Since my ex and I had many friends in common and grew up in the same small city with many similar mentors in our lives, I have become an exile from my past. I will admit that it is probably primarily self-imposed – I fear my cowardice has few bounds. It is painfully difficult to face those who have lost all respect for you. But, at that same time, there is an exhilaration and sense of freedom in not being tied to your past. That is one thing that drives me now to seek a change.
I love Minneapolis and St. Paul. Have for as long as I can remember. Art, music, progressive ideas, theater, good food, the ability to be in the country within a half an hour of either downtown (if you drive fast!)… it’s so much of everything that I have always loved.
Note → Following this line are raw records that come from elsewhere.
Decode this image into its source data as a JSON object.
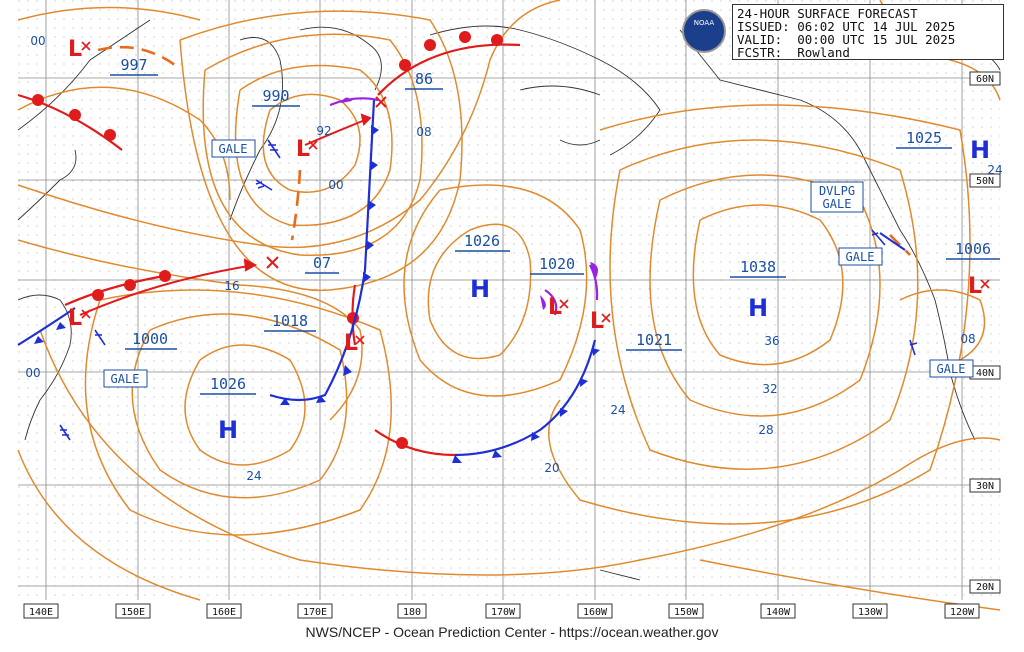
{
  "header": {
    "line1": "24-HOUR SURFACE FORECAST",
    "line2": "ISSUED: 06:02 UTC 14 JUL 2025",
    "line3": "VALID:  00:00 UTC 15 JUL 2025",
    "line4": "FCSTR:  Rowland",
    "logo_text": "NOAA"
  },
  "longitudes": [
    "140E",
    "150E",
    "160E",
    "170E",
    "180",
    "170W",
    "160W",
    "150W",
    "140W",
    "130W",
    "120W"
  ],
  "latitudes": [
    "60N",
    "50N",
    "40N",
    "30N",
    "20N"
  ],
  "pressure_systems": [
    {
      "type": "L",
      "label": "997"
    },
    {
      "type": "L",
      "label": "990"
    },
    {
      "type": "L",
      "label": "1000"
    },
    {
      "type": "L",
      "label": "1018"
    },
    {
      "type": "L",
      "label": "1020"
    },
    {
      "type": "L",
      "label": "1021"
    },
    {
      "type": "L",
      "label": "1006"
    },
    {
      "type": "H",
      "label": "1026"
    },
    {
      "type": "H",
      "label": "1026"
    },
    {
      "type": "H",
      "label": "1038"
    },
    {
      "type": "H",
      "label": "1025"
    }
  ],
  "boxed_values": [
    "86",
    "07"
  ],
  "isobar_labels": [
    "00",
    "92",
    "00",
    "08",
    "16",
    "24",
    "36",
    "32",
    "28",
    "24",
    "20",
    "08",
    "24",
    "00"
  ],
  "warnings": [
    "GALE",
    "GALE",
    "DVLPG",
    "GALE",
    "GALE",
    "GALE"
  ],
  "credit": "NWS/NCEP - Ocean Prediction Center - https://ocean.weather.gov",
  "colors": {
    "isobar": "#e08a2e",
    "cold_front": "#1f2fd6",
    "warm_front": "#e01b1b",
    "occluded": "#9b22e0",
    "label": "#1a4fa3",
    "grid": "#7f7f7f"
  }
}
There is beauty in buildings just as there is beauty in a pastoral setting. Plus, it is a chance to move up career-wise. I love my current job. I really do. If it were in the Metro Area, I would have no reason to leave it, aside from future prospects. It’s a small family-owned company and, although they have been very good to me, there will be no movement upwards for me. I am as promoted as I ever will be with them. Plus, there is a desperate need in my heart to find a new path for myself. So, my resumes are going out and I am readying myself for a new adventure…
So, there it is. Maybe your mind crawls with questions, maybe this makes you go “meh”. Maybe you feel angry at me after reading this. Maybe you find something in this confessional that helps you. Maybe not. But I hope my recent past gives you a little frame of reference for what is to come.